Primero habla mucho rato el señor Mizi, luego el señor Samu, luego otra vez el señor Mizi, y a veces parece que la gente del salón ruge de rabia, otras veces suspiran y gritan: «¡Qué vergüenza!». Jabavu hace suyos esos sentimientos, parecidos a los de cualquier individuo, y él también empieza a aplaudir, a suspirar y gritar: «¡Vergüenza, vergüenza!». Sin embargo, apenas entiende lo que se dice. Al cabo de mucho rato el señor Mizi se levanta para hablar de un asunto al que se refiere como Salario Mínimo, y ahora sí que Jabavu entiende todas las palabras. El señor Mizi dice que no hace mucho un miembro del parlamento de los blancos pidió una ley que exigiera que el sueldo mínimo de los trabajadores africanos fuera de una libra al mes, pero los demás miembros de ese parlamento dijeron que no, que era demasiado. Ahora el señor Mizi dice que quiere que firmen todos una petición a los miembros del parlamento para que reconsideren esa cruel decisión. Y cuando dice eso todos los hombres y mujeres del parlamento rugen: «¡Sí, sí!» y aplauden tanto rato que a Jabavu se le cansan las manos. Ahora está mirando a uno de esos hombres grandes y sabios del estrado y todos los nervios de su cuerpo anhelan parecerse a él. Se ve plantado en un estrado mientras cientos de personas suspiran, aplauden y gritan: «Sí, sí».

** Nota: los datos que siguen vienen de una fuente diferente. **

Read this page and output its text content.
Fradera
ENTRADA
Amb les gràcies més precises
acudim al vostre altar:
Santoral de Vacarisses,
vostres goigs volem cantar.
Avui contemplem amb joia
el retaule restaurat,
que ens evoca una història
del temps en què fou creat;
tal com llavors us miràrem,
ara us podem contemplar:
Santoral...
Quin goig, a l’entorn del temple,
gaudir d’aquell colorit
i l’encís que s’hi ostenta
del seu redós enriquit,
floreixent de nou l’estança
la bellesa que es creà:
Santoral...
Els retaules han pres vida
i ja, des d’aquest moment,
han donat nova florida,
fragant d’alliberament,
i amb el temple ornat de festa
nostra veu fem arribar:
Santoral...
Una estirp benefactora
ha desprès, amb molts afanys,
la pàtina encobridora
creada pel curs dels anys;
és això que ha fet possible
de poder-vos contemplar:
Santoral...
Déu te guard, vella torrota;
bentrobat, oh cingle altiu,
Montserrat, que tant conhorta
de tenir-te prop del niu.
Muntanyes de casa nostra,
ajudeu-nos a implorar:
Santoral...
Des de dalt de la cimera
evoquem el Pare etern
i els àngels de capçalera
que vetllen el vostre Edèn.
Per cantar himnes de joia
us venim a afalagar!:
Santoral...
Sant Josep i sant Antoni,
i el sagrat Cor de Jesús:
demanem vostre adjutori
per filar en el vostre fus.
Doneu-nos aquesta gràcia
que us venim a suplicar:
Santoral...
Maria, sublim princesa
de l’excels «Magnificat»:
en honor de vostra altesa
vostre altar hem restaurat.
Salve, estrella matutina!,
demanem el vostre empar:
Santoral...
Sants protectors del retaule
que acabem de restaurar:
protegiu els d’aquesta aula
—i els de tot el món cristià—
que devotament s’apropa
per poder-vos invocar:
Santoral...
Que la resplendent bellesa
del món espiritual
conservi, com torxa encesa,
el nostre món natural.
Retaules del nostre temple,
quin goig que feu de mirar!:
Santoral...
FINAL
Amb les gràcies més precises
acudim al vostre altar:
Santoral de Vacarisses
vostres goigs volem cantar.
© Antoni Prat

De repente, sin saber cómo ha podido pasar, su mano está alzada y acaba de decir:

–Por favor, quiero hablar.

Todos los presentes se han dado la vuelta para mirarlo, y parecen sorprendidos. En el salón hay un silencio absoluto. El señor Samu se levanta enseguida y, tras una larga mirada a Jabavu, dice:

–Por favor, este joven es amigo mío. Dejémosle hablar.

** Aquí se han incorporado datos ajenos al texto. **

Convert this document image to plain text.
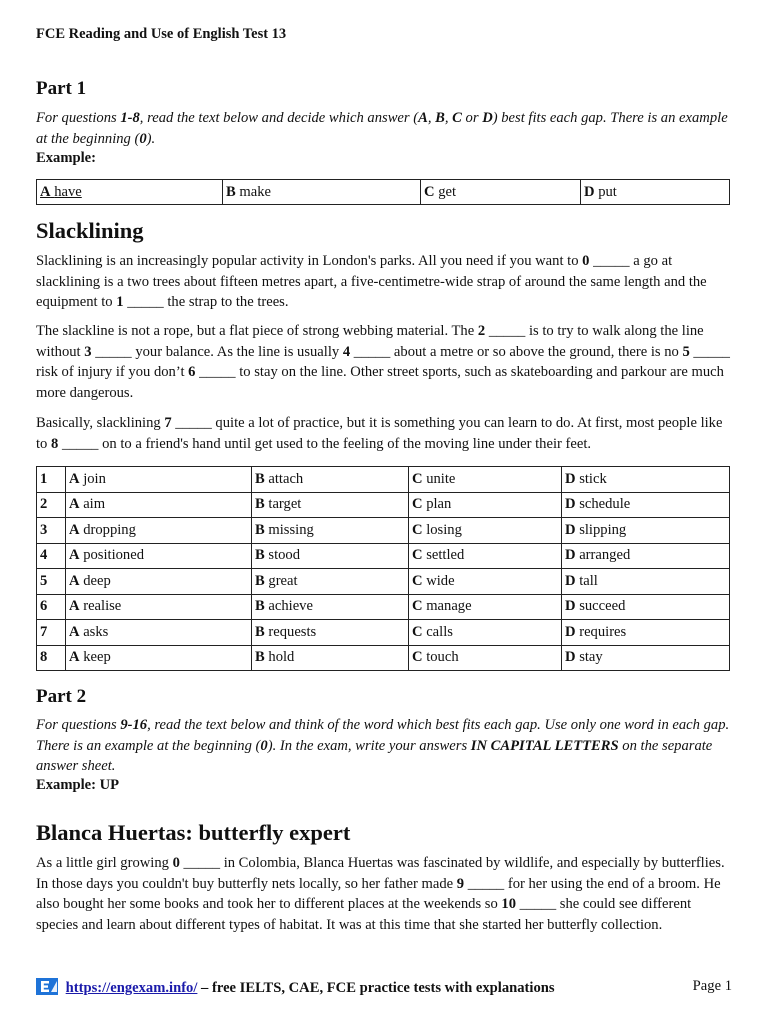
FCE Reading and Use of English Test 13
Part 1

For questions 1-8, read the text below and decide which answer (A, B, C or D) best fits each gap. There is an example at the beginning (0).

Example:
A have	B make	C get	D put
Slacklining

Slacklining is an increasingly popular activity in London's parks. All you need if you want to 0 _____ a go at slacklining is a two trees about fifteen metres apart, a five-centimetre-wide strap of around the same length and the equipment to 1 _____ the strap to the trees.

The slackline is not a rope, but a flat piece of strong webbing material. The 2 _____ is to try to walk along the line without 3 _____ your balance. As the line is usually 4 _____ about a metre or so above the ground, there is no 5 _____ risk of injury if you don’t 6 _____ to stay on the line. Other street sports, such as skateboarding and parkour are much more dangerous.

Basically, slacklining 7 _____ quite a lot of practice, but it is something you can learn to do. At first, most people like to 8 _____ on to a friend's hand until get used to the feeling of the moving line under their feet.

1	A join	B attach	C unite	D stick
2	A aim	B target	C plan	D schedule
3	A dropping	B missing	C losing	D slipping
4	A positioned	B stood	C settled	D arranged
5	A deep	B great	C wide	D tall
6	A realise	B achieve	C manage	D succeed
7	A asks	B requests	C calls	D requires
8	A keep	B hold	C touch	D stay
Part 2

For questions 9-16, read the text below and think of the word which best fits each gap. Use only one word in each gap. There is an example at the beginning (0). In the exam, write your answers IN CAPITAL LETTERS on the separate answer sheet.

Example: UP
Blanca Huertas: butterfly expert

As a little girl growing 0 _____ in Colombia, Blanca Huertas was fascinated by wildlife, and especially by butterflies. In those days you couldn't buy butterfly nets locally, so her father made 9 _____ for her using the end of a broom. He also bought her some books and took her to different places at the weekends so 10 _____ she could see different species and learn about different types of habitat. It was at this time that she started her butterfly collection.

https://engexam.info/ – free IELTS, CAE, FCE practice tests with explanations	Page 1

Sonríe y saluda a Jabavu, quien siente un orgullo inmenso, como si un halcón enorme lo hubiera alzado por el cielo con sus alas. Se tambalea un poco. Luego cuenta que acaba de llegar hace sólo cuatro días de la aldea, que fue más listo que los reclutadores que querían engañarlo, que no tenía comida y se desmayó de hambre y un médico blanco lo trató como si fuera un buey, cómo ha buscado trabajo... Las palabras fluyen por la lengua de Jabavu como si detrás de él hubiera alguien muy inteligente y le susurrara al oído. Esa persona tan inteligente no menciona algunas cosas, como el robo de ropa, zapatos y comida, o su encuentro con Betty y la noche que pasó en el antro. Pero sí explica que en el jardín de una blanca le ordenaron rudamente que fuera a la parte trasera, «que es el lugar adecuado para los negros» –eso lo cuenta Jabavu con gran amargura–, y que le han ofrecido doce chelines al mes y algo de comida por su trabajo. Y mientras Jabavu habla la gente del salón murmura: «Sí, sí».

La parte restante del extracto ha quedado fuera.